I have 999 gz files located in s3 bucket. I wanted to read them all and convert pyspark dataframe into pandas dataframe, it was impossible due to large files. I am trying to take a different approach - reading each single /gz file THEN convert it to pandas df - reduce number of columns and then concatenate it into one big pandas df.
spark_df = spark.read.json(f"s3a://my_bucket/part-00000.gz")
part-000000.gz - this is zipped json, 0000 is the first one and 00999 is the last one to read. COuld you please help me unpack them all and later on concatenate pandas df.
Logic:
Read all json files:
spark_df = spark.read.json(f"s3a://my_bucket/part-00{}.gz")
convert to pandas
pandas_df = spark_df.toPandas()
reduce columns (only few needed column)
pandas_df = pandas_df[["col1","col2","col3"]]
merge all the 999 pandas df into one full_df = pd.concat(for loop, to go through all the pandas dataframes)
This is the logic in my head, but I have difficulties to code it.
EDIT: I started writing the code but it does not show me pandas_df:
for i in range(10,11):
df_to_predict = spark.read.json(f"s3a://my_bucket/company_v20_dl/part-000{i}.gz")

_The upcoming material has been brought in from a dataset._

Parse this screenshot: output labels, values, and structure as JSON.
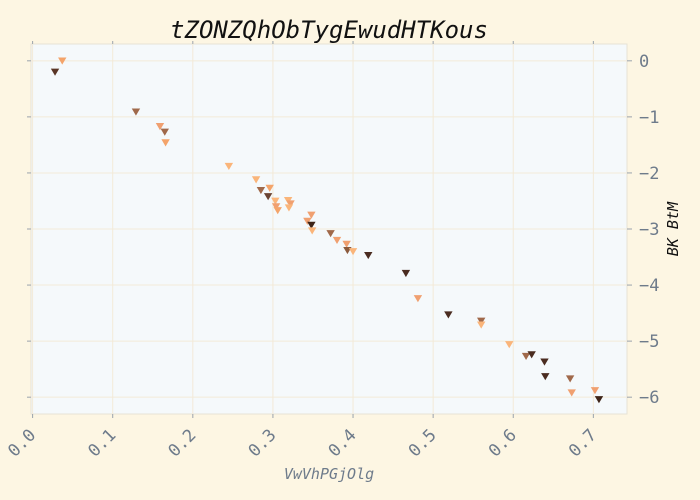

df_to_predict = df_to_predict.select('id','summary', 'website')
df_to_predict = df_to_predict.withColumn('text', lower(col('summary')))
df_to_predict = df_to_predict.select('id','text', 'website')
df_to_predict = df_to_predict.withColumn("text_length", length("text"))
df_to_predict.show()
pandas_df = df_to_predict.toPandas()
pandas_df.head()
Also I've notice this solution will be faulty for part00001 / part00100 etc <- range does not "fill up" with zeros.